Edmond Halley

Edmund Halley um etwa 1687 auf einem Gemälde von Thomas Murray (1663–1735)

Edmond Halley (* 29. Oktober jul./ 8. November  1656 greg. in Haggerston bei London; † 14. Januar 1741 jul./ 25. Januar  1742 greg. in Greenwich) [1] war ein englischer Astronom, Mathematiker, Kartograph, Geophysiker und Meteorologe.

Leben

Halley studierte in Oxford Mathematik und Astronomie und konnte bereits mit 21 Jahren eine Methode veröffentlichen, die Aphelien und Exzentrizitäten der Planeten zu bestimmen. Er reiste 1677 nach St. Helena. Er konnte als erster Astronom am 7. November 1677 einen Merkurtransit von Anfang bis Ende beobachten. Er schlug daraufhin vor, Merkur- und Venustransits zur Bestimmung der astronomischen Einheit zu vermessen, um die Größe des Sonnensystems zu bestimmen. Diesen Vorschlag hatte zuvor schon James Gregory in seinem Buch Optica promota gemacht, das Halley höchstwahrscheinlich bekannt war. Des Weiteren vermaß er dort die Positionen von 341 Sternen des südlichen Himmels. 1686 publizierte er die Beobachtungen der Passat- und Monsun-Winde, die er auf dieser Reise gesammelt hatte. Von der Royal Society beauftragt, deren Sekretär er später wurde, reiste Halley nach Danzig, um den wissenschaftlichen Streit zwischen Robert Hooke und Johannes Hevelius zu schlichten.

In den Jahren 1680 bis 1681 bereiste Halley Frankreich und Italien und initiierte die wissenschaftliche Zusammenarbeit zwischen den Sternwarten von Greenwich und Paris. Zwischen Calais und Paris beobachtete Halley erstmals den später nach ihm benannten Kometen. Ab 1677 wies er durch seine Berechnungen immer auf die Wichtigkeit der Venusdurchgänge für die Bestimmung der Sonnenparallaxe hin.

1684 diskutierte er in einem Londoner Kaffeehaus mit Christopher Wren und Robert Hooke Beweise für Keplersche Gesetze.

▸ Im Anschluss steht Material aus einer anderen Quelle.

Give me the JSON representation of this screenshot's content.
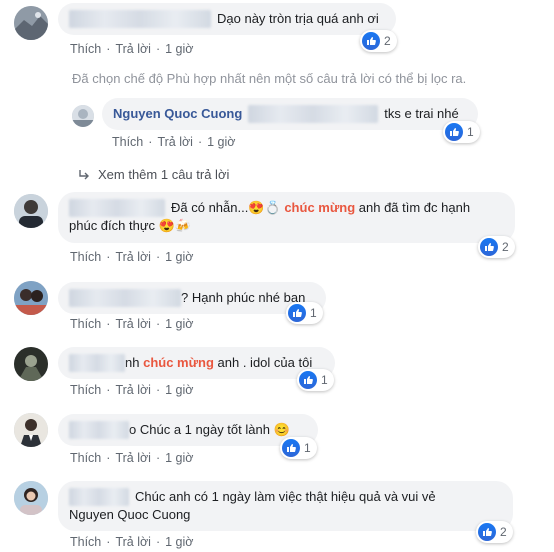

Da man keine Lösung fand, beschloss man, sich an Isaac Newton zu wenden. Im August 1684 suchte Halley Newton in Cambridge auf, der die Lösung des Problems in der Schublade liegen hatte. Halley konnte ihn überzeugen, das Werk zu vollenden. Er streckte auch die Druckkosten für die Principia vor. Dies brachte ihn in erhebliche finanzielle Schwierigkeiten, zumal die Royal Society nicht nur nichts beitrug, sondern auch sein Gehalt als ihr Schriftführer nicht in bar, sondern in Form von Büchern (De Historia Piscium) auszahlte.

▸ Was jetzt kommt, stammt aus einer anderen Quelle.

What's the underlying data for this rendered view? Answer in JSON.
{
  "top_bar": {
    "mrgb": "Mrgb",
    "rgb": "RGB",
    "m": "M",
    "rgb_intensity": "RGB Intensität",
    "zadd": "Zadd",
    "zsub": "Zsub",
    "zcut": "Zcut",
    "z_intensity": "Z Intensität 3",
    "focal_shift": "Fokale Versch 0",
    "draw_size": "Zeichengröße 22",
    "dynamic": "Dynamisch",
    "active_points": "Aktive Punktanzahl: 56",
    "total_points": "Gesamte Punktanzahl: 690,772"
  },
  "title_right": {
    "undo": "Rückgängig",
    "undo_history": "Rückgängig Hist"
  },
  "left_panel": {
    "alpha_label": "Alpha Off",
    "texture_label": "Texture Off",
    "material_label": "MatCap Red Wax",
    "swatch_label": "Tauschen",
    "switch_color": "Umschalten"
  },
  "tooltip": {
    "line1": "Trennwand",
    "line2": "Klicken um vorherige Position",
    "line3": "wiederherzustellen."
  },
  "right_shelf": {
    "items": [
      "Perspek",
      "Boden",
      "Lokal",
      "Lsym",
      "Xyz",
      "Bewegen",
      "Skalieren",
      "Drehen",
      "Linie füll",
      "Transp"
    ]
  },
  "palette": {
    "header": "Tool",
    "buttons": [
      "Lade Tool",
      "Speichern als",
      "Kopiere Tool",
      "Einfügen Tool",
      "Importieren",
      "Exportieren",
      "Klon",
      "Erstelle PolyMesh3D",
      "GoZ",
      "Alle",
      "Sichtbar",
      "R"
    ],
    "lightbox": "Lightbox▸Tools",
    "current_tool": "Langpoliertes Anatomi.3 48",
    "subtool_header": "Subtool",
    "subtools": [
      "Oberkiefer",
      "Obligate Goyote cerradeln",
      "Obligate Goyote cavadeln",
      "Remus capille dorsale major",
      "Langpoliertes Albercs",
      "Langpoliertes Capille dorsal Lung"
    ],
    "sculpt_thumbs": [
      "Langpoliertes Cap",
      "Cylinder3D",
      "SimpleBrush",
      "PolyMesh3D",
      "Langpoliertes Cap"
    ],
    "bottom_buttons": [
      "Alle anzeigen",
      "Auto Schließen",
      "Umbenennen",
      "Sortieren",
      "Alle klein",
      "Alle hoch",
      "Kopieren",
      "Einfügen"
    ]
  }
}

Zwischen 1698 und 1700 bereiste Halley als Kommandant des Kriegsschiffs HMS Paramore den Süd- und Nordatlantik, um die Richtung der Magnetnadel an verschiedenen Punkten der Erdoberfläche zu bestimmen. Als Ergebnis dieser Reisen konnte er 1701 die erste größere Karte der magnetischen Deklination veröffentlichen. In weiteren Reisen vermaß er den Ärmelkanal und besuchte die Adriahäfen.

Halleys Grab in London

1703 berief die Universität Oxford Halley auf den Savilischen Lehrstuhl für Geometrie. Dort bearbeitete er die Theorie des Mondes, um sie bis zur Anwendung auf Längenbestimmungen zur See zu vervollkommnen. 1705 konnte er nach dieser neuen Methode die Bahnelemente der Kometen (der Jahre 1531, 1607 und 1682) berechnen. Durch diese Berechnungen kam der Verdacht auf, dass dies Erscheinungen immer desselben Kometen seien, der gegen Anfang 1759 zurückkehren werde. Da sich die Voraussage bestätigte, wurde dieser Komet seitdem als Halleyscher Komet bezeichnet.

Als 1719 der königliche Astronom ( Astronomer Royal) John Flamsteed starb, wurde noch im selben Jahr Halley zu dessen Nachfolger in Greenwich ernannt. Mit Wirkung seines Amtsantritts in Greenwich gab Halley seine Stelle als Sekretär der Akademie der Wissenschaften auf. Als Astronom in Greenwich überarbeitete er das Sternenverzeichnis von Ptolemäus und veröffentlichte es in Geographiae veteris scriptores graeci minores.